Lindsey swallows hard. “So… what if something does happen?”
“Then we adjust,” Dr. Laura says. “We can fine-tune medication or pause training as needed. You will never be penalized for reporting symptoms. Your assigned Dom will be informed for safety purposes only. You have been placed with an experienced trainer; you are in capable hands.”
Something in Lindsey’s chest loosens. “Okay,” she says, a little breathless.
“Good.” Dr. Laura clicks her tablet off and sets it aside, attention fully on Lindsey now. “You are not fragile, Lindsey. But you are not invincible either. Bipolar brains are extraordinary—they feel, create, and perceive with intensity. My job is to help you harness that without letting it burn you out.” She leans back slightly. For the first time since she arrived, she feels less like she’s being dissected and more like she’s being seen.
"Are you ready for the IUD, Lindsey?" Lindsey nods, throat tight. Dr. Laura wheels over a tray: sterile drape, long gloves, speculum, tenaculum, and a slender inserter sealed in plastic. Lindsey’s stomach flutters as she signs another consent form, her initials small and careful in blue ink.
"Go ahead and lie back and place your feet in the stirrups," Dr. Laura instructs. Lindsey obeys, cheeks flushing as she scoots into position. The crinkle of the paper under her back sounds loud in the quiet room.
"I'm going to place a drape over your legs, then do a quick bimanual exam to check the position of your uterus." Her voice is calm, practiced. "Let me know if anything feels too intense."
Lindsey flinches slightly as the cool gel touches her skin. Dr. Laura dons gloves and gently examines her. "Good. Everything feels normal. Now I’m inserting the speculum. Deep breath."
"You’re doing fine," Dr. Laura soothes. "I’m just cleaning the cervix now—little pressure."
A sharp, pinching sensation follows. Lindsey’s breath stutters, eyes watering. Pressure, then the deeper ache of the tenaculum.
“This next part will cramp—deep breath.”
The sharp pinch sends a wave through her abdomen. For a moment she feels hollowed out, like her whole body has tightened around the ache.
Then it’s done.
“I’m removing the speculum now.”
Lindsey exhales sharply as the tension leaves her body.

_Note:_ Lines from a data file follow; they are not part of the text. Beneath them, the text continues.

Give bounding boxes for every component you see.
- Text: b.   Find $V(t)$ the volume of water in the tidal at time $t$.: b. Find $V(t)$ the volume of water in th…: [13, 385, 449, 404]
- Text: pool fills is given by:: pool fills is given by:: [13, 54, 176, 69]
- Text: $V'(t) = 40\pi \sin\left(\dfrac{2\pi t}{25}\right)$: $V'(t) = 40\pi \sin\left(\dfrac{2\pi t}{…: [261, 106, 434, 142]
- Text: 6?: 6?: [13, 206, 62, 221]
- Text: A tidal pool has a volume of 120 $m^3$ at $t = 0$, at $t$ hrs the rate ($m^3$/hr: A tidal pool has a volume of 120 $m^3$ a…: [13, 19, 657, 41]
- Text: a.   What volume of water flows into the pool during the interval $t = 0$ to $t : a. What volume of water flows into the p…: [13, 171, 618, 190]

The doctor rests a steadying hand on her knee. “Very good, Lindsey. Cramping may last a few hours—that’s normal. The implant is active now, effective immediately.”
Lindsey nods, cheeks flushed. She swings her legs slowly down, the cool tile grounding her. The nurse offers water, and she takes it, sipping against the faint ache that still grips her belly. Another form is slid across the tray—confirmation of procedure, initials required again. She scrawls her name, feeling oddly detached, as if watching someone else complete the page.
When she’s led back toward the common lounge, her body still aches, but the knot in her chest loosens. Lindsey folds her arms around her middle, the dull ache from the implant making her aware of every movement. The rules, the protocols, the contracts—they’re all real now.